Sorare permet à ses joueurs/managers d’échanger des cartes de collection numériques qui sont éditées en nombre limité, définissant ainsi leur niveau de rareté. Le but étant ensuite de participer aux tournois et ligues proposés par la plateforme qui suivent ceux qui se déroulent dans le monde réel.
La croissance de cette plateforme est telle que l’équipe de Sorare a déjà obtenu les droits de géants européens comme la Juventus et le Bayern Munich, mais aussi les ligues japonaises ou coréennes. Un jeu à suivre, donc !
Axie Infinity
Axie Infinity est un jeu vidéo en ligne basé sur le NFT et développé par le studio vietnamien Sky Mavis qui permet à ses 2 millions d’utilisateurs quotidiens de collectionner, d’élever et d’échanger des créatures appelées Axies dans le but ultime de les faire se combattre. Ces créatures sont numérisées en tant que NFT.

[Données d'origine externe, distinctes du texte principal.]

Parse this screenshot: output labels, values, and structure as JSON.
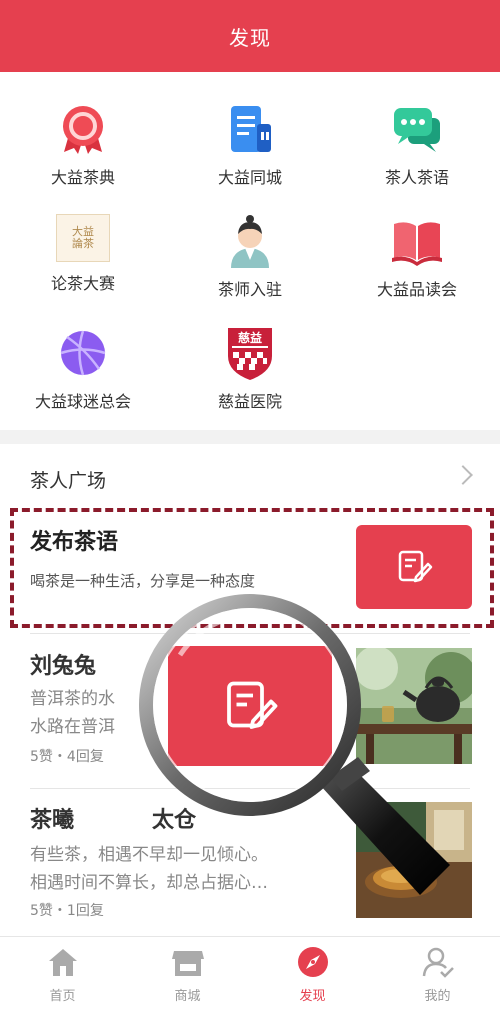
{
  "header": {
    "title": "发现"
  },
  "grid": {
    "items": [
      {
        "label": "大益茶典",
        "icon": "medal-icon"
      },
      {
        "label": "大益同城",
        "icon": "building-icon"
      },
      {
        "label": "茶人茶语",
        "icon": "chat-bubble-icon"
      },
      {
        "label": "论茶大赛",
        "icon": "tea-contest-logo-icon"
      },
      {
        "label": "茶师入驻",
        "icon": "tea-master-avatar-icon"
      },
      {
        "label": "大益品读会",
        "icon": "open-book-icon"
      },
      {
        "label": "大益球迷总会",
        "icon": "basketball-icon"
      },
      {
        "label": "慈益医院",
        "icon": "hospital-shield-icon"
      }
    ],
    "contest_logo_text": "大益論茶",
    "hospital_badge_text": "慈益"
  },
  "square": {
    "title": "茶人广场"
  },
  "publish": {
    "title": "发布茶语",
    "subtitle": "喝茶是一种生活，分享是一种态度"
  },
  "posts": [
    {
      "author": "刘兔兔",
      "lines": [
        "普洱茶的水",
        "水路在普洱"
      ],
      "meta": "5赞・4回复"
    },
    {
      "author": "茶曦",
      "author_extra": "太仓",
      "lines": [
        "有些茶，相遇不早却一见倾心。",
        "相遇时间不算长，却总占据心…"
      ],
      "meta": "5赞・1回复"
    }
  ],
  "tabbar": {
    "items": [
      {
        "label": "首页",
        "icon": "home-icon"
      },
      {
        "label": "商城",
        "icon": "shop-icon"
      },
      {
        "label": "发现",
        "icon": "compass-icon",
        "active": true
      },
      {
        "label": "我的",
        "icon": "user-icon"
      }
    ]
  },
  "colors": {
    "brand": "#e5404f",
    "highlight_border": "#8b1b2b"
  }
}
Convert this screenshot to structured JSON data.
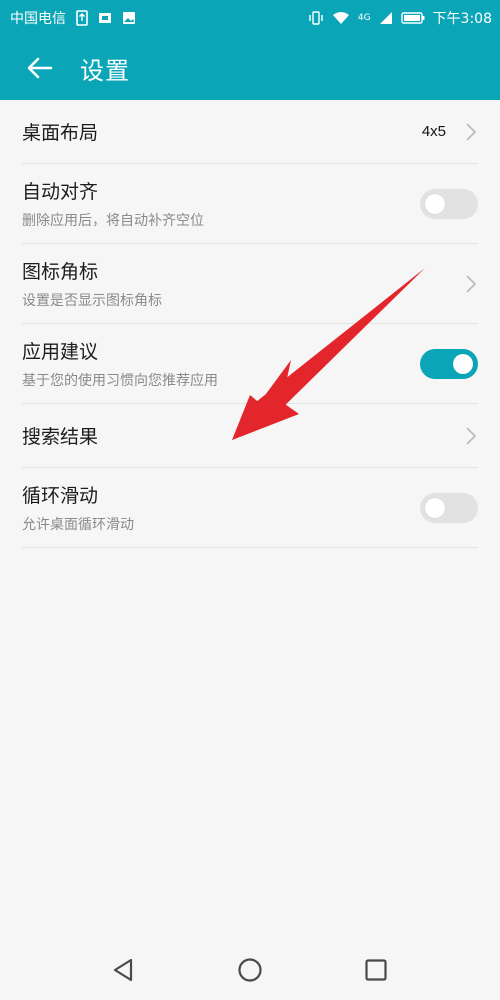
{
  "status_bar": {
    "carrier": "中国电信",
    "network": "4G",
    "time": "下午3:08",
    "icons": [
      "usb-icon",
      "sim-icon",
      "image-icon",
      "vibrate-icon",
      "wifi-icon",
      "signal-icon",
      "battery-icon"
    ]
  },
  "appbar": {
    "title": "设置"
  },
  "rows": [
    {
      "label": "桌面布局",
      "value": "4x5",
      "type": "chevron"
    },
    {
      "label": "自动对齐",
      "subtitle": "删除应用后，将自动补齐空位",
      "type": "toggle",
      "on": false
    },
    {
      "label": "图标角标",
      "subtitle": "设置是否显示图标角标",
      "type": "chevron"
    },
    {
      "label": "应用建议",
      "subtitle": "基于您的使用习惯向您推荐应用",
      "type": "toggle",
      "on": true
    },
    {
      "label": "搜索结果",
      "type": "chevron"
    },
    {
      "label": "循环滑动",
      "subtitle": "允许桌面循环滑动",
      "type": "toggle",
      "on": false
    }
  ],
  "colors": {
    "accent": "#0aa6b7",
    "annotation_arrow": "#e3262b"
  }
}
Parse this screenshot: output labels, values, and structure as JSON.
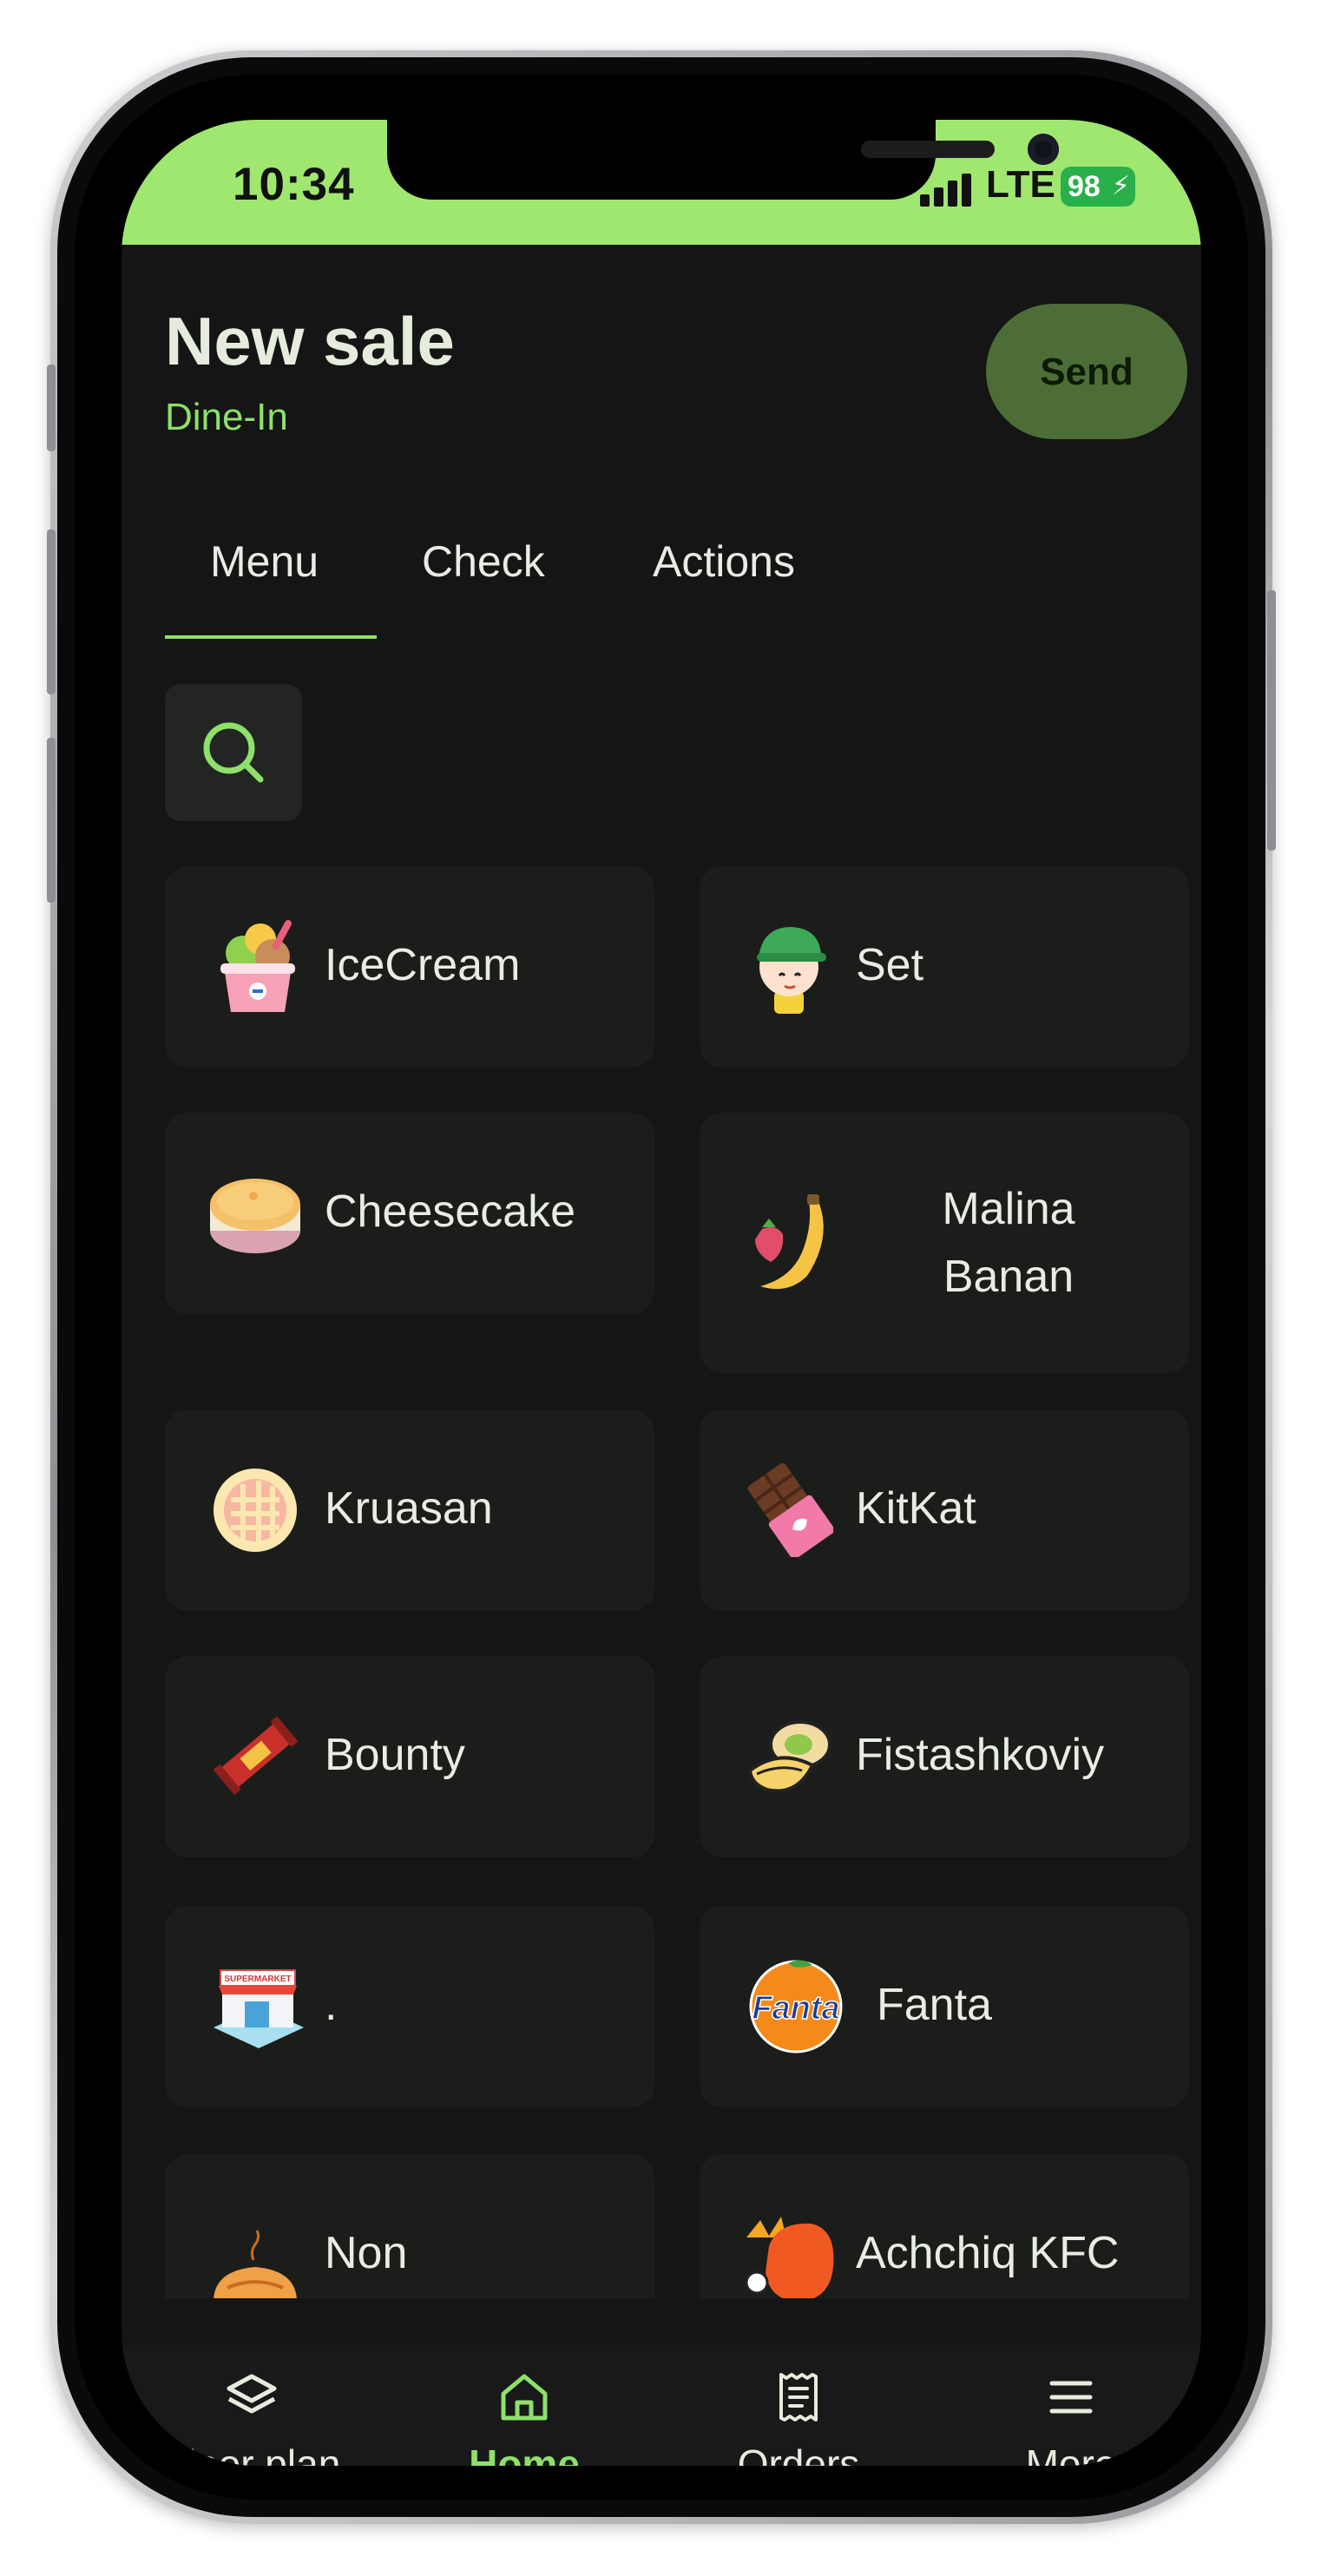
{
  "status_bar": {
    "time": "10:34",
    "network": "LTE",
    "battery": "98"
  },
  "header": {
    "title": "New sale",
    "subtitle": "Dine-In",
    "send_label": "Send"
  },
  "tabs": [
    {
      "label": "Menu",
      "active": true
    },
    {
      "label": "Check",
      "active": false
    },
    {
      "label": "Actions",
      "active": false
    }
  ],
  "search": {
    "icon": "search-icon"
  },
  "menu_items": [
    {
      "label": "IceCream",
      "icon": "ice-cream-icon"
    },
    {
      "label": "Set",
      "icon": "kid-face-icon"
    },
    {
      "label": "Cheesecake",
      "icon": "cheesecake-icon"
    },
    {
      "label_line1": "Malina",
      "label_line2": "Banan",
      "icon": "strawberry-banana-icon"
    },
    {
      "label": "Kruasan",
      "icon": "pie-icon"
    },
    {
      "label": "KitKat",
      "icon": "chocolate-bar-icon"
    },
    {
      "label": "Bounty",
      "icon": "candy-bar-icon"
    },
    {
      "label": "Fistashkoviy",
      "icon": "pistachio-icon"
    },
    {
      "label": ".",
      "icon": "supermarket-icon",
      "icon_text": "SUPERMARKET"
    },
    {
      "label": "Fanta",
      "icon": "fanta-logo-icon",
      "icon_text": "Fanta"
    },
    {
      "label": "Non",
      "icon": "bread-icon"
    },
    {
      "label": "Achchiq KFC",
      "icon": "spicy-chicken-icon"
    }
  ],
  "bottom_nav": [
    {
      "label": "Floor plan",
      "icon": "layers-icon",
      "active": false
    },
    {
      "label": "Home",
      "icon": "home-icon",
      "active": true
    },
    {
      "label": "Orders",
      "icon": "receipt-icon",
      "active": false
    },
    {
      "label": "More",
      "icon": "menu-icon",
      "active": false
    }
  ],
  "colors": {
    "accent": "#8ee06a",
    "status_bar": "#a0e76f",
    "background": "#141514",
    "card": "#1b1d1b",
    "send_button": "#4c6e36"
  }
}
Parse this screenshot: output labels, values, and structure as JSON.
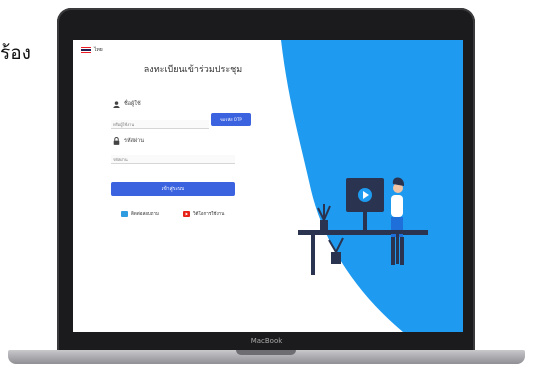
{
  "left_text": "ร้อง",
  "laptop_brand": "MacBook",
  "screen": {
    "language": "ไทย",
    "title": "ลงทะเบียนเข้าร่วมประชุม",
    "username": {
      "label": "ชื่อผู้ใช้",
      "placeholder": "หรือผู้ใช้งาน"
    },
    "otp_button": "ขอรหัส OTP",
    "password": {
      "label": "รหัสผ่าน",
      "placeholder": "รหัสผ่าน"
    },
    "login_button": "เข้าสู่ระบบ",
    "links": {
      "contact": "ติดต่อสอบถาม",
      "video": "วิดีโอการใช้งาน"
    },
    "colors": {
      "accent": "#3b63e0",
      "blob": "#1e9bf0",
      "youtube": "#e62117"
    }
  }
}
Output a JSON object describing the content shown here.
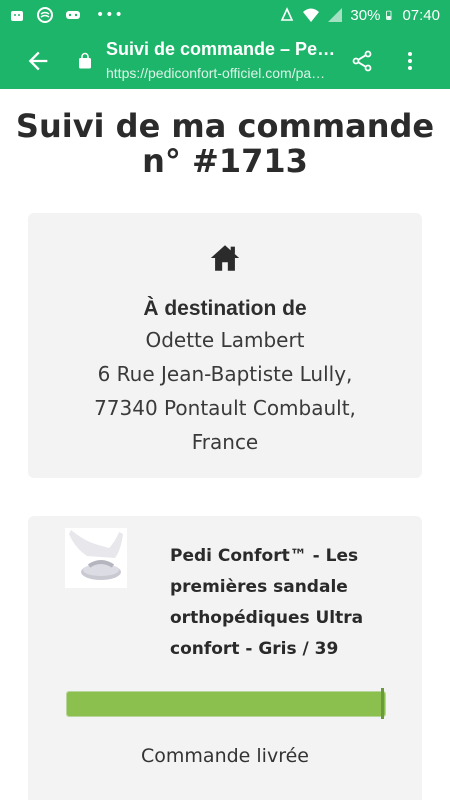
{
  "status_bar": {
    "battery": "30%",
    "time": "07:40"
  },
  "browser": {
    "title": "Suivi de commande – Pedi…",
    "url": "https://pediconfort-officiel.com/pa…"
  },
  "page": {
    "heading": "Suivi de ma commande n° #1713"
  },
  "address": {
    "label": "À destination de",
    "name": "Odette Lambert",
    "street": "6 Rue Jean-Baptiste Lully,",
    "city": "77340 Pontault Combault,",
    "country": "France"
  },
  "product": {
    "name": "Pedi Confort™ - Les premières sandale orthopédiques Ultra confort - Gris / 39",
    "progress": 1.0,
    "status": "Commande livrée",
    "progress_color": "#8cc04e"
  },
  "colors": {
    "accent": "#1db56a"
  }
}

Ce modèle de jeu play-to-earn permet aux participants de gagner des jetons échangés sur Binance en tant que cryptomonnaie basée sur l’Ethereum, ou encore des actifs du jeu en tant que NFT. Axie Infinity permet à ses utilisateurs d’encaisser leurs jetons tous les quatorze jours. Les participants ont également la possibilité d’acheter des terrains virtuels dans le jeu, toujours sous forme de NFT.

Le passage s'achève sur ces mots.